Christian Muscle Substitutes for Law

 

Speaking of police brutality, and some of our Trotskyite professional protesters seem able to speak of little else, the matter  is a bit more complicated than is easy for the youngsters to understand.

          A Royal Canadian Mounted Policeman, now a commissioned officer but once a little Constable Snottynose, provides the following story.  He tells it unemotionally and clearly, commenting only that life was different in New Brunswick in the 1950s.

          “It was a village, one of those places where it was said that it didn’t matter if you didn’t know what you were doing because everybody else in town did.

          “Part of our regular duty was to go to Ned’s house and prevent him from beating his wife so badly that she died.  Nothing is more frustrating than battered women who refuse to press charges but that was always what happened.  Never once, no matter what anybody could say to her, would she take him to court and the next time he got drunk, and it happened about once a fortnight, she got thumped some more.

          “I was a young constable, Constable Snottynose as the Force always christens new boys from Depot, and I wondered why we couldn’t go ahead and prosecute him when the evidence was clear for anybody to see.  The corporal, who was a lot older than I was, an old man of about 30 I imagine, told me that hell would freeze shore to shore before a court would find a man guilty of assault when the person he was supposed to have assaulted got on the witness stand and said it never happened, that she had a dizzy spell and fell face forward on the gravel on the rocks in the front yard.   He had known a lot of domestic disputes

          “However the corporal was not a man without ideas.  Unknown to me, he phoned the local Roman Catholic priest and asked for his help. 

          “‘Tell me the next time we get a domestic dispute call from that house,’ the priest told him, ‘I’ll go with you.’

          “On the occasion of the next beating, before we left the office the corporal phoned the priest and reported the new beating.  

          “The corporal and I went to the house together.  It was the familiar scene.  She’d been hammered so much her eyes were almost completely closed.  The husband was sitting at the table beside a bottle of whiskey he had lowered almost to the bottom.  He responded to questions by shrugging his shoulders.

          “I for one couldn’t see how a priest was going to make him any more communicative and the kitchen, with the broken crockery on the floor and blood spattered around, was not the place for a prayer meeting or a confirmation class.

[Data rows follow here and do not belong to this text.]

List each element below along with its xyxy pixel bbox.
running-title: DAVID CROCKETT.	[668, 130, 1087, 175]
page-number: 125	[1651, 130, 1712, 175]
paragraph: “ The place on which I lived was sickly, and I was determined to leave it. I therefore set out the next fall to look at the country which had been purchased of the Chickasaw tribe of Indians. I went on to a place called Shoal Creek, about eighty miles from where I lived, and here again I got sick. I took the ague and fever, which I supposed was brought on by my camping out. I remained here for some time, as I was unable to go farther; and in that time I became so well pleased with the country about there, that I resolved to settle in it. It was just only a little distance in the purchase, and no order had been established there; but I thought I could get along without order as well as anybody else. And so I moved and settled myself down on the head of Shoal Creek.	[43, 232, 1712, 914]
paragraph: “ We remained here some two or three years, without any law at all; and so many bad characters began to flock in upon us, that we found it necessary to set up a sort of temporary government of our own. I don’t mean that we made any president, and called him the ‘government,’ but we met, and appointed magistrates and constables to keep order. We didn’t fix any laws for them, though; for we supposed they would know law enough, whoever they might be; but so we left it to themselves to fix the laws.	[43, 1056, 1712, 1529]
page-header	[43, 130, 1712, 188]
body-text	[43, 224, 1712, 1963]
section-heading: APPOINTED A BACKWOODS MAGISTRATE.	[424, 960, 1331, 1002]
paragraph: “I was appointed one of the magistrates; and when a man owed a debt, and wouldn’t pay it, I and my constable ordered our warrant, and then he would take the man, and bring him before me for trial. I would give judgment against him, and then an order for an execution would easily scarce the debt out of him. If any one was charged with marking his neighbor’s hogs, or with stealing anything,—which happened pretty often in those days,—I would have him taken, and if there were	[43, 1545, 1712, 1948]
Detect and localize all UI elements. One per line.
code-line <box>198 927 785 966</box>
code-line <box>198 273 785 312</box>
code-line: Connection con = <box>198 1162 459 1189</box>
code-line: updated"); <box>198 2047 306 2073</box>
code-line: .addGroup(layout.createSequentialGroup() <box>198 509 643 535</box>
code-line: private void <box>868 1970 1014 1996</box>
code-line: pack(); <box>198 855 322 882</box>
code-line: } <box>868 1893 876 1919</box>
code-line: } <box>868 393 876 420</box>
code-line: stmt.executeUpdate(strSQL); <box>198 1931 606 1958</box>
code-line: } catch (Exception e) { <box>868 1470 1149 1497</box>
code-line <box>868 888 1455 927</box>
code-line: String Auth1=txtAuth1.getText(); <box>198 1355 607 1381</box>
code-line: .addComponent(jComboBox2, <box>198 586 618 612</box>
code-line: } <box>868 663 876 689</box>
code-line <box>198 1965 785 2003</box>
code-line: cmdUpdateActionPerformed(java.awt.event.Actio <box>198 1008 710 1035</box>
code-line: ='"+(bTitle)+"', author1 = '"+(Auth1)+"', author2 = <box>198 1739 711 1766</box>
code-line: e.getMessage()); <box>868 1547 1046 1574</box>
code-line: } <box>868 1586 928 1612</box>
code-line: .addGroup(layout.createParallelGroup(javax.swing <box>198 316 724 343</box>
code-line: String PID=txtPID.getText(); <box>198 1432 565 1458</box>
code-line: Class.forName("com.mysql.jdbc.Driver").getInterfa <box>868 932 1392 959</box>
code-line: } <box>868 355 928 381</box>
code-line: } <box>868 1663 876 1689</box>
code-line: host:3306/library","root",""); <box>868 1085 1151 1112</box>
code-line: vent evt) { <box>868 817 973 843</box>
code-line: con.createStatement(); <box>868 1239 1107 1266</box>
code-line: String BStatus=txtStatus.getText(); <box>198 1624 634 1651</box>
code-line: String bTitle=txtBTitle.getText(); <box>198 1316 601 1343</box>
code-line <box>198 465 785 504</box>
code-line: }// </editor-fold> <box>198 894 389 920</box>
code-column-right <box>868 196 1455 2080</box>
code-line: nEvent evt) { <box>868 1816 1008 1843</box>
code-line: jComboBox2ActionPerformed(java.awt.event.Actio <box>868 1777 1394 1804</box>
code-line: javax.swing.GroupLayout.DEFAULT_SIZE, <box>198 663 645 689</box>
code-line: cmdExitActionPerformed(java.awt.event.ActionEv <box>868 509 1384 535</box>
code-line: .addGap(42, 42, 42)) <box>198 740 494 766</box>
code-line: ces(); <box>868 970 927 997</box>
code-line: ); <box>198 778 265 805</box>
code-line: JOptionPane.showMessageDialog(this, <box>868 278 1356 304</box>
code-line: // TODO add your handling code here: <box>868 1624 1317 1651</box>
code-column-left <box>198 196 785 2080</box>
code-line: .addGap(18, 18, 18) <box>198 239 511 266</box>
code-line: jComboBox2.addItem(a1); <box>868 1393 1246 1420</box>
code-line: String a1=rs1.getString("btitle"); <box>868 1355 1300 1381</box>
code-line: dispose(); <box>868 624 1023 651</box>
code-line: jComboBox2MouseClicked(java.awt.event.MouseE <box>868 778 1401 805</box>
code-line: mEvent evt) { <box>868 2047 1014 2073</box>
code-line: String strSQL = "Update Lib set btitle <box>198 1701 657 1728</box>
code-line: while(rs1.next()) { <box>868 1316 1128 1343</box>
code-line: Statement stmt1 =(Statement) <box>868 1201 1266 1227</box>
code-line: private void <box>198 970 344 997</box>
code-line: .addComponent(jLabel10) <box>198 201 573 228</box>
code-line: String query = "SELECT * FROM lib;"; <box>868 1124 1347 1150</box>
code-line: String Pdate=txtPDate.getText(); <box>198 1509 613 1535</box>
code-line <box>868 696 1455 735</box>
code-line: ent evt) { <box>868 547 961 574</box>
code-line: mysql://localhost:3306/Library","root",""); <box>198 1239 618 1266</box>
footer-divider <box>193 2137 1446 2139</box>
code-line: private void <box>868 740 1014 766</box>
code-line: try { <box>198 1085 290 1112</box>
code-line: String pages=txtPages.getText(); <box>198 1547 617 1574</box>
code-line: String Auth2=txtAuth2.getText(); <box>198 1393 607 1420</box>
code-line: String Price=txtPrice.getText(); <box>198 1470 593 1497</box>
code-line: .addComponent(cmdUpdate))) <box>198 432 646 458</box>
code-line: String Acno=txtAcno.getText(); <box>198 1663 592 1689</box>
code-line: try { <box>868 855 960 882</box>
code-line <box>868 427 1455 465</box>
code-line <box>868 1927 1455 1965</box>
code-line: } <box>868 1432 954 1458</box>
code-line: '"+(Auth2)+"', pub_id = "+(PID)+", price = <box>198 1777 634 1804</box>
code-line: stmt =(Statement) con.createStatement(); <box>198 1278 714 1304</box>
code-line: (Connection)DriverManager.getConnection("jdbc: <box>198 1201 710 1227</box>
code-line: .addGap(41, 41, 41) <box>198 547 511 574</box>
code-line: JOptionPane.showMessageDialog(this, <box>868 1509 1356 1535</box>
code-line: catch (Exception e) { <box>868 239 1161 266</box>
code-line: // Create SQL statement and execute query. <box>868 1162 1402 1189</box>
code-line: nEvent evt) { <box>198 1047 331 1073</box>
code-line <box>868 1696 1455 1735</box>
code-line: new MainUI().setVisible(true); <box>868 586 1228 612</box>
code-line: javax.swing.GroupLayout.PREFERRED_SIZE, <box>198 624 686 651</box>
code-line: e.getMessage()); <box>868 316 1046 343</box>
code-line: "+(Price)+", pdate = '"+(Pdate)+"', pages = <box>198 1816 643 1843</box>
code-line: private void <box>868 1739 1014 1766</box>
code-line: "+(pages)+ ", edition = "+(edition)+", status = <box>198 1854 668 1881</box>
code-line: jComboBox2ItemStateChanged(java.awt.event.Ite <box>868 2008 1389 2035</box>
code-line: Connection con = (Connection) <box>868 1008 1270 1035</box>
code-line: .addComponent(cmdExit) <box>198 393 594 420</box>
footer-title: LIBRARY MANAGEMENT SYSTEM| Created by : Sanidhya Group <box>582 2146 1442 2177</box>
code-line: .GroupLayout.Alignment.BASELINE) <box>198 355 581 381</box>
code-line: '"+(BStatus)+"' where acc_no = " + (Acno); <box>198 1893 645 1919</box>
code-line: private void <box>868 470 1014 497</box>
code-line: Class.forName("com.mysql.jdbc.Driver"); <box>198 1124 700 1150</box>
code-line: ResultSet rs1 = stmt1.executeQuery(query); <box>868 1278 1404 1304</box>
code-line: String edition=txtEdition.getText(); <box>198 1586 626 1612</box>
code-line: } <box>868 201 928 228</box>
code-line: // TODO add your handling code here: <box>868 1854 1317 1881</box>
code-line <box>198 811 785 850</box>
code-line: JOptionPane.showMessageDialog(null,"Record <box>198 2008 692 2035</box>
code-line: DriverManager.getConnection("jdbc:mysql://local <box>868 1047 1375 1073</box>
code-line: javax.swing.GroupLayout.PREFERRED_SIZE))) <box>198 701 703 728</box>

          “The priest, I’ll call him Father Donald, stepped into the kitchen a few minutes later.  He was a big fellow, almost six feet.  He’d been a hockey player when he was younger and even now, nearing fifty, he was still a very solid man.  Solid and silent.

          “He looked at us.  He looked at the wife.  He looked at the husband. Then his eyes made the trip backward, he looked from Ned to the wife to us. He didn’t speak a word.

          “He took off his winter coat and laid if over the back of a chair.  He did not take off his leather gloves.  He walked over and stood in front of the man.

          “‘Get on your feet, Ned,’ he said. 

          “Ned, drunk and confused, got to his feet and stood, weaving,  trying to bring the priest’s face into focus. 

          “Quick as a panther, Father Donald drove his fist straight into Ned’s face, square on the nose. You could hear the bone crunch.  Ned went down on the floor and lay as if dead and I was afraid at first that he might be and that we were all going to  be in court on murder or manslaughter charges. 

          “Father Don turned, went back to the chair, got into his coat, pulled up his collar, it being a cold night outside, and said to the corporal ‘Let me know if you have any more trouble in this house.’  Without another word, he walked out.

          “As far as I know she was never beaten up again.

          “God knows what would have happened to us all today.  That great muscular Christian would have been hauled into court, no doubt and the corporal would have been demoted for setting a bad example to his men.  But as I say, it worked, which used to be an excuse for many strange things happening.”